15 of 18 Sort your groceries.

Break your groceries up into two categories: Need and want. After going through the supermarket, Julie Cowart from Stevenson, Washington pulls up a second cart and takes out all the ‘want’ items — like ice cream, soda, cookies — as opposed to the ‘need’ items. Then she adds up how much she would have spent buying the want items, and she puts the savings in her travel fund. “It’s like window shopping: I get to savor the idea of buying these things, but then I use the money to travel instead,” she says. Some stores, like Stop & Shop, offer handheld bar code scanners, but you can also purchase your own to tally your grocery bill as you go.

What You’ll Need: Mini bar code scanner ($50, Amazon)

16 of 18 Downsize your car.

Though it may be a difficult adjustment, reducing your car size or having one car per family can increase your savings. “It was the hardest thing I ever did, but a couple of years ago, we gave up our second car,” says Cindy Smith from Courtice, Ontario. “It had been costing us $8,000 a year just to sit in a commuter parking lot all day while I was at work. But I started taking the bus to my train, and I kept my eye on the benefits: I’m saving $675 a month! The money goes to my retirement savings and to doing more with my husband and daughter.”

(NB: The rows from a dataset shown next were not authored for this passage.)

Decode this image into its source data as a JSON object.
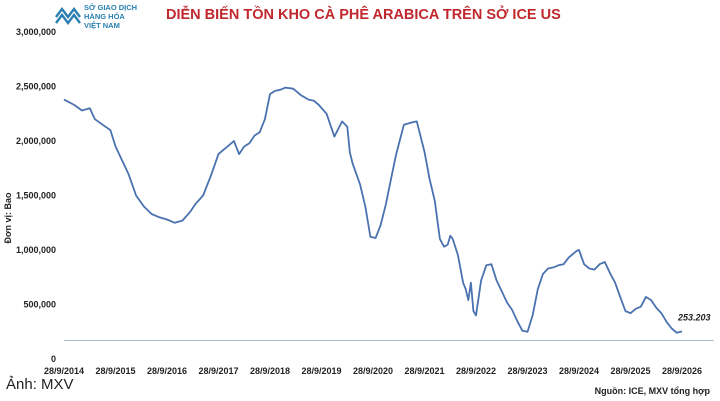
{
  "header": {
    "logo_lines": [
      "SỞ GIAO DỊCH",
      "HÀNG HÓA",
      "VIỆT NAM"
    ],
    "logo_color": "#2a7fb0"
  },
  "footer": {
    "caption": "Ảnh: MXV",
    "source": "Nguồn: ICE, MXV tổng hợp"
  },
  "chart_data": {
    "type": "line",
    "title": "DIỄN BIẾN TỒN KHO CÀ PHÊ ARABICA TRÊN SỞ ICE US",
    "title_color": "#c0282e",
    "ylabel": "Đơn vị: Bao",
    "xlabel": "",
    "ylim": [
      0,
      3000000
    ],
    "xlim": [
      2014.0,
      2026.0
    ],
    "y_ticks": [
      0,
      500000,
      1000000,
      1500000,
      2000000,
      2500000,
      3000000
    ],
    "y_tick_labels": [
      "0",
      "500,000",
      "1,000,000",
      "1,500,000",
      "2,000,000",
      "2,500,000",
      "3,000,000"
    ],
    "x_ticks": [
      2014,
      2015,
      2016,
      2017,
      2018,
      2019,
      2020,
      2021,
      2022,
      2023,
      2024,
      2025,
      2026
    ],
    "x_tick_labels": [
      "28/9/2014",
      "28/9/2015",
      "28/9/2016",
      "28/9/2017",
      "28/9/2018",
      "28/9/2019",
      "28/9/2020",
      "28/9/2021",
      "28/9/2022",
      "28/9/2023",
      "28/9/2024",
      "28/9/2025",
      "28/9/2026"
    ],
    "grid": false,
    "line_color": "#4a72b0",
    "end_label": "253.203",
    "series": [
      {
        "x": [
          2014.0,
          2014.2,
          2014.35,
          2014.5,
          2014.6,
          2014.75,
          2014.9,
          2015.0,
          2015.1,
          2015.25,
          2015.4,
          2015.55,
          2015.7,
          2015.85,
          2016.0,
          2016.15,
          2016.3,
          2016.45,
          2016.55,
          2016.7,
          2016.85,
          2017.0,
          2017.1,
          2017.2,
          2017.3,
          2017.4,
          2017.5,
          2017.6,
          2017.7,
          2017.8,
          2017.9,
          2018.0,
          2018.1,
          2018.2,
          2018.3,
          2018.45,
          2018.6,
          2018.75,
          2018.85,
          2018.95,
          2019.1,
          2019.25,
          2019.4,
          2019.5,
          2019.55,
          2019.6,
          2019.75,
          2019.85,
          2019.95,
          2020.05,
          2020.15,
          2020.25,
          2020.35,
          2020.45,
          2020.6,
          2020.75,
          2020.85,
          2021.0,
          2021.1,
          2021.2,
          2021.3,
          2021.38,
          2021.45,
          2021.5,
          2021.55,
          2021.65,
          2021.75,
          2021.8,
          2021.85,
          2021.9,
          2021.95,
          2022.0,
          2022.1,
          2022.2,
          2022.3,
          2022.4,
          2022.5,
          2022.6,
          2022.7,
          2022.8,
          2022.9,
          2023.0,
          2023.1,
          2023.2,
          2023.3,
          2023.4,
          2023.5,
          2023.6,
          2023.7,
          2023.8,
          2023.95,
          2024.0,
          2024.1,
          2024.2,
          2024.3,
          2024.4,
          2024.5,
          2024.6,
          2024.7,
          2024.8,
          2024.9,
          2025.0,
          2025.1,
          2025.2,
          2025.3,
          2025.4,
          2025.5,
          2025.6,
          2025.7,
          2025.8,
          2025.9,
          2026.0
        ],
        "y": [
          2380000,
          2330000,
          2280000,
          2300000,
          2200000,
          2150000,
          2100000,
          1950000,
          1850000,
          1700000,
          1500000,
          1400000,
          1330000,
          1300000,
          1280000,
          1250000,
          1270000,
          1350000,
          1420000,
          1500000,
          1680000,
          1880000,
          1920000,
          1960000,
          2000000,
          1880000,
          1950000,
          1980000,
          2050000,
          2080000,
          2200000,
          2430000,
          2460000,
          2470000,
          2490000,
          2480000,
          2420000,
          2380000,
          2370000,
          2330000,
          2250000,
          2040000,
          2180000,
          2130000,
          1900000,
          1800000,
          1600000,
          1400000,
          1120000,
          1110000,
          1230000,
          1420000,
          1650000,
          1880000,
          2150000,
          2170000,
          2180000,
          1900000,
          1650000,
          1450000,
          1100000,
          1030000,
          1050000,
          1130000,
          1100000,
          950000,
          700000,
          640000,
          540000,
          700000,
          440000,
          400000,
          720000,
          860000,
          870000,
          720000,
          620000,
          520000,
          450000,
          350000,
          260000,
          250000,
          400000,
          640000,
          780000,
          830000,
          840000,
          860000,
          870000,
          930000,
          990000,
          1000000,
          870000,
          830000,
          820000,
          870000,
          890000,
          790000,
          700000,
          570000,
          440000,
          420000,
          460000,
          480000,
          570000,
          540000,
          470000,
          420000,
          340000,
          280000,
          240000,
          253203
        ]
      }
    ]
  }
}
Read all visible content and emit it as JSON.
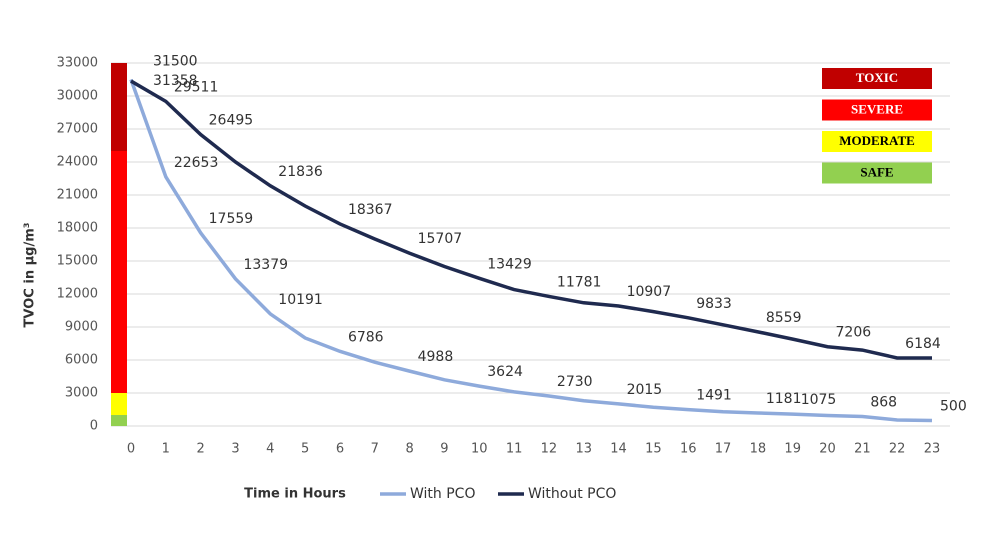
{
  "chart_data": {
    "type": "line",
    "x_label": "Time in Hours",
    "y_label": "TVOC in µg/m³",
    "categories": [
      "0",
      "1",
      "2",
      "3",
      "4",
      "5",
      "6",
      "7",
      "8",
      "9",
      "10",
      "11",
      "12",
      "13",
      "14",
      "15",
      "16",
      "17",
      "18",
      "19",
      "20",
      "21",
      "22",
      "23"
    ],
    "series": [
      {
        "name": "With PCO",
        "color": "#8eaadb",
        "values": [
          31500,
          22653,
          17559,
          13379,
          10191,
          8000,
          6786,
          5800,
          4988,
          4200,
          3624,
          3100,
          2730,
          2300,
          2015,
          1700,
          1491,
          1300,
          1181,
          1075,
          950,
          868,
          550,
          500
        ],
        "value_labels": [
          "31500",
          "22653",
          "17559",
          "13379",
          "10191",
          null,
          "6786",
          null,
          "4988",
          null,
          "3624",
          null,
          "2730",
          null,
          "2015",
          null,
          "1491",
          null,
          "1181",
          "1075",
          null,
          "868",
          null,
          "500"
        ]
      },
      {
        "name": "Without PCO",
        "color": "#1f2a4f",
        "values": [
          31358,
          29511,
          26495,
          24000,
          21836,
          20000,
          18367,
          17000,
          15707,
          14500,
          13429,
          12400,
          11781,
          11200,
          10907,
          10400,
          9833,
          9200,
          8559,
          7900,
          7206,
          6900,
          6184,
          6184
        ],
        "value_labels": [
          "31358",
          "29511",
          "26495",
          null,
          "21836",
          null,
          "18367",
          null,
          "15707",
          null,
          "13429",
          null,
          "11781",
          null,
          "10907",
          null,
          "9833",
          null,
          "8559",
          null,
          "7206",
          null,
          "6184",
          null
        ]
      }
    ],
    "ylim": [
      0,
      33000
    ],
    "yticks": [
      0,
      3000,
      6000,
      9000,
      12000,
      15000,
      18000,
      21000,
      24000,
      27000,
      30000,
      33000
    ],
    "bands": [
      {
        "label": "TOXIC",
        "color": "#c00000",
        "from": 25000,
        "to": 33000,
        "text_color": "#ffffff"
      },
      {
        "label": "SEVERE",
        "color": "#ff0000",
        "from": 3000,
        "to": 25000,
        "text_color": "#ffffff"
      },
      {
        "label": "MODERATE",
        "color": "#ffff00",
        "from": 1000,
        "to": 3000,
        "text_color": "#000000"
      },
      {
        "label": "SAFE",
        "color": "#92d050",
        "from": 0,
        "to": 1000,
        "text_color": "#000000"
      }
    ],
    "grid": true
  }
}
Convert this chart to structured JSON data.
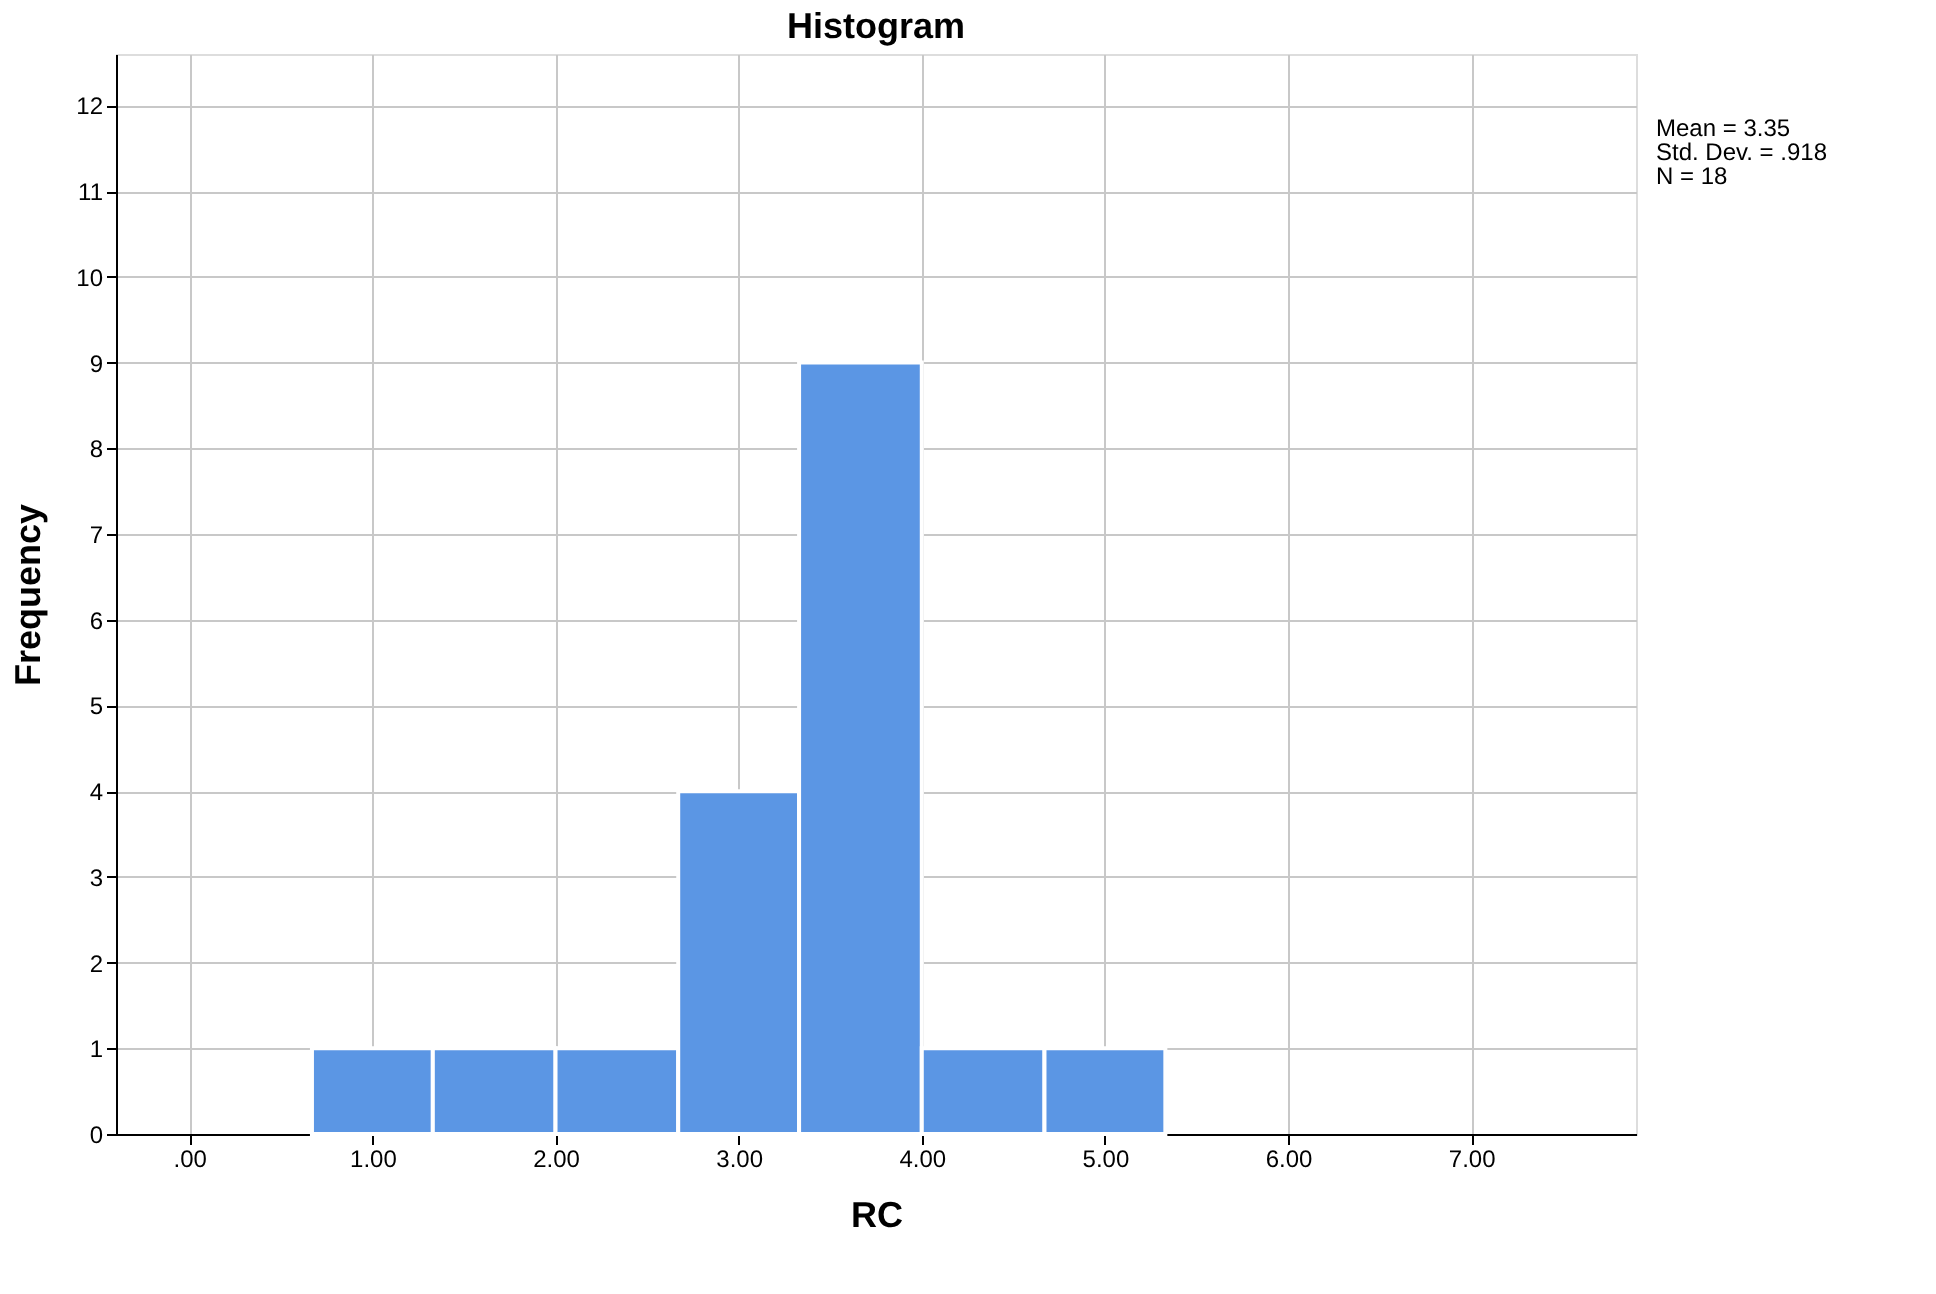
{
  "chart_data": {
    "type": "histogram",
    "title": "Histogram",
    "xlabel": "RC",
    "ylabel": "Frequency",
    "bins": [
      0.67,
      1.33,
      2,
      2.67,
      3.33,
      4,
      4.67,
      5.33
    ],
    "values": [
      1,
      1,
      1,
      4,
      9,
      1,
      1
    ],
    "color": "#5b96e4",
    "xlim": [
      -0.4,
      7.9
    ],
    "ylim": [
      0,
      12.6
    ],
    "xticks": [
      {
        "value": 0,
        "label": ".00"
      },
      {
        "value": 1,
        "label": "1.00"
      },
      {
        "value": 2,
        "label": "2.00"
      },
      {
        "value": 3,
        "label": "3.00"
      },
      {
        "value": 4,
        "label": "4.00"
      },
      {
        "value": 5,
        "label": "5.00"
      },
      {
        "value": 6,
        "label": "6.00"
      },
      {
        "value": 7,
        "label": "7.00"
      }
    ],
    "yticks": [
      0,
      1,
      2,
      3,
      4,
      5,
      6,
      7,
      8,
      9,
      10,
      11,
      12
    ],
    "grid": true,
    "annotations": [
      "Mean = 3.35",
      "Std. Dev. = .918",
      "N = 18"
    ]
  }
}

17 of 18 Photograph your receipts.

Who knew you could earn cash from saving your receipts? “The Receipt Hog app gives you ‘coins’ for submitting photos of grocery and superstore receipts, and for filling out surveys,” says Kimberly Porter from Buford, Georgia. “Then you can redeem the coins through PayPal for cash or as an Amazon gift card. This money is my savings. I made about $80 in the first few months. Every once in a while, I surprise my husband by putting gas in his truck.”

18 of 18 Name your savings accounts.

Online-only banks like Alliant will let you name multiple accounts. Jackie Cummings Koski of Dayton, Ohio says “I promised my daughter that if she saved half the money she needed to buy a used car when she turned 16, I’d match it.” “Well, by age 15, she had $4,000! To catch up, I set up an automatic transfer into an online savings account every month. But the key was calling the account “Happy Sweet 16.” Every time I saw that pop up on my statement, I smiled — which made saving much more fun. “

From Womansday.com


Being a mother is one of the most difficult occupations on the planet. You have a lot of tasks and stuff to take care of. I hope that some of these money saving techniques for parents make life a little simpler for some women out there so they can concentrate on what matters most: their children.